The majority of those seeking advice present themselves with the self-diagnosis of "sex addiction". Often this happens after the hidden sexual behavior - be it visits to brothels, affairs, chat room activities or (most frequently) excessive pornography consumption - has been "exposed" and unpleasant consequences have arisen in the partnership or in the professional context. The label "sex addiction" must not be accepted by the doctor as a fixed diagnosis, but should initially only be interpreted as an indication that the patient perceives his sexuality or certain aspects of it as problematic or worrying. Everything else must be clarified with the patient in the individual diagnostic process. On the one hand, the questionnaires and screening questions described above are useful, but a sexual history including a behavioral and condition analysis of excessive sexual behavior is even more important.
In view of the heterogeneity and complexity of the problem constellations with excessive sexual behavior, a multimodal approach has proven itself in practice, which includes elements of cognitive behavioral therapy (CBT), relapse avoidance therapy, psychodynamically oriented procedures and pharmacotherapeutic options [1, 10, 11] . Most of these therapeutic strategies originate either from the treatment of paraphilias or sexual delinquency or from addiction therapy and have been applied to patients with excessive sexual behavior without any relevant empirical studies on this to date. The therapy programs usually consist of an individualized combination of strategies for the control or regulation of the hypersexual behavior and the processing of more deeply rooted intrapsychic or dyadic factors that caused the behavior or are currently maintaining it. In many cases, a lack of intimacy and a lack of access to one's own feelings are core problems. The 12-step programs originally developed by Alcoholics Anonymous have been adapted by various self-help organizations for patients with excessive sexual behavior and are offered in many countries. They can be of help to some patients - at least as a complementary offer - primarily through the group framework that provides support and structure and their focus on sincerity, control and abstinence.

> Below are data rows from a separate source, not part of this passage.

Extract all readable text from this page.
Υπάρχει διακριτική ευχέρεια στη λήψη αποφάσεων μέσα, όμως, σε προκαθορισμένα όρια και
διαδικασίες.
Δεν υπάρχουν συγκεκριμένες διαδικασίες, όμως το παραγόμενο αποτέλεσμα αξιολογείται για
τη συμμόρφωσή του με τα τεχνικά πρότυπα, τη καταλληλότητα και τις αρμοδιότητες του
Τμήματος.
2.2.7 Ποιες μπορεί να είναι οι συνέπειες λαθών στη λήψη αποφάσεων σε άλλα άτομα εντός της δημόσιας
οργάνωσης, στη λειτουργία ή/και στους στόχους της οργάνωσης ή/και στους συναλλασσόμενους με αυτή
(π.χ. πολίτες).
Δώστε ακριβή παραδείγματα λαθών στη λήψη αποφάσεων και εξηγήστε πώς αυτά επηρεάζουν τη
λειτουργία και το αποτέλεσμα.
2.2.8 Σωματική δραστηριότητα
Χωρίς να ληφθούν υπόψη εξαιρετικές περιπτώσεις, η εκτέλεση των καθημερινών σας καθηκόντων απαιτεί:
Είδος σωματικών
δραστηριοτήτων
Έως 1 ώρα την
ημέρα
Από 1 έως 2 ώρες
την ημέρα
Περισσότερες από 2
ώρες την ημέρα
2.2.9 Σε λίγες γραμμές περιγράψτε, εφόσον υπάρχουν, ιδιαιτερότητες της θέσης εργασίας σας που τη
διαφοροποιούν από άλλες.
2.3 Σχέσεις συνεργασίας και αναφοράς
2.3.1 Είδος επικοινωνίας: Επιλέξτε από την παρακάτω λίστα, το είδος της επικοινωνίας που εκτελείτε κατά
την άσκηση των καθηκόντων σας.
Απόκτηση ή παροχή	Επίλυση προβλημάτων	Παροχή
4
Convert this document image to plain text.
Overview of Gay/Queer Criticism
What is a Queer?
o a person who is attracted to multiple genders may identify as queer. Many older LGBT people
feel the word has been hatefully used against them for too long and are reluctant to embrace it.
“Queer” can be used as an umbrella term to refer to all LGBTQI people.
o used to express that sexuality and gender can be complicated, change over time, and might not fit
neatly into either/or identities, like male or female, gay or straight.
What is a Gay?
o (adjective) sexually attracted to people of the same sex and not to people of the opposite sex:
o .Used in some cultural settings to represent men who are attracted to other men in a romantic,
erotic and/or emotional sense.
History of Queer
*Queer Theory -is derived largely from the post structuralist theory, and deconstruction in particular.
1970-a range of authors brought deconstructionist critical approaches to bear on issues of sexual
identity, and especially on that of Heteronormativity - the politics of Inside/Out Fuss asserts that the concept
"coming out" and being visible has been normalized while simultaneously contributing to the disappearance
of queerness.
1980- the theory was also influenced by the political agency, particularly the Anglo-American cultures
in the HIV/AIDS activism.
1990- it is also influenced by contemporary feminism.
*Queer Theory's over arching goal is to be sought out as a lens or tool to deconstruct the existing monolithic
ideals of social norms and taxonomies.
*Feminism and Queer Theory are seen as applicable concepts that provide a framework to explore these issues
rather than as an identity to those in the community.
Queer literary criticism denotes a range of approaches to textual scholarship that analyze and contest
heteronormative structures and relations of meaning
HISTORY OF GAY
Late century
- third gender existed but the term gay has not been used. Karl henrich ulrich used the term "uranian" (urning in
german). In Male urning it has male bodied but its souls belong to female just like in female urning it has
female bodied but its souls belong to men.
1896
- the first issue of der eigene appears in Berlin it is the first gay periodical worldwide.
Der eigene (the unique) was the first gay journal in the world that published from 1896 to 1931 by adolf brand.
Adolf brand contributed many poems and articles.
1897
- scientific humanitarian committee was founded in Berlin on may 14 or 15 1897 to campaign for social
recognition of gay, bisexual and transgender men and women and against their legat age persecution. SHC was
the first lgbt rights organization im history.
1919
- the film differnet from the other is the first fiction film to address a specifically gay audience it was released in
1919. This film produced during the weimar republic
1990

Pharmacological treatment options
Based on experiences in the therapy of sex offenders, various pharmacotherapeutic options - usually combined with psychotherapeutic interventions - are also used for the treatment of excessive sexual behavior [2, 1, 10]. The usual therapy scheme begins with SSRIs, which have an affect-modulating and control-improving effect (especially with regard to the production of fantasy), then goes through the use of mood stabilizers or anti-epileptics to anti-androgens (cyproterone acetate, LHRH analogs), if there is a clear danger to others or to oneself is present.
When treating patients with excessive sexual behavior, the doctor can use his resources and experience to help the patient to take the first steps to break out of the spiral of excessive behavior and self-contempt. It is important to have a basic attitude that these problems are to be taken seriously and that the patients deserve that the defensive attitude that often exists against them is given up.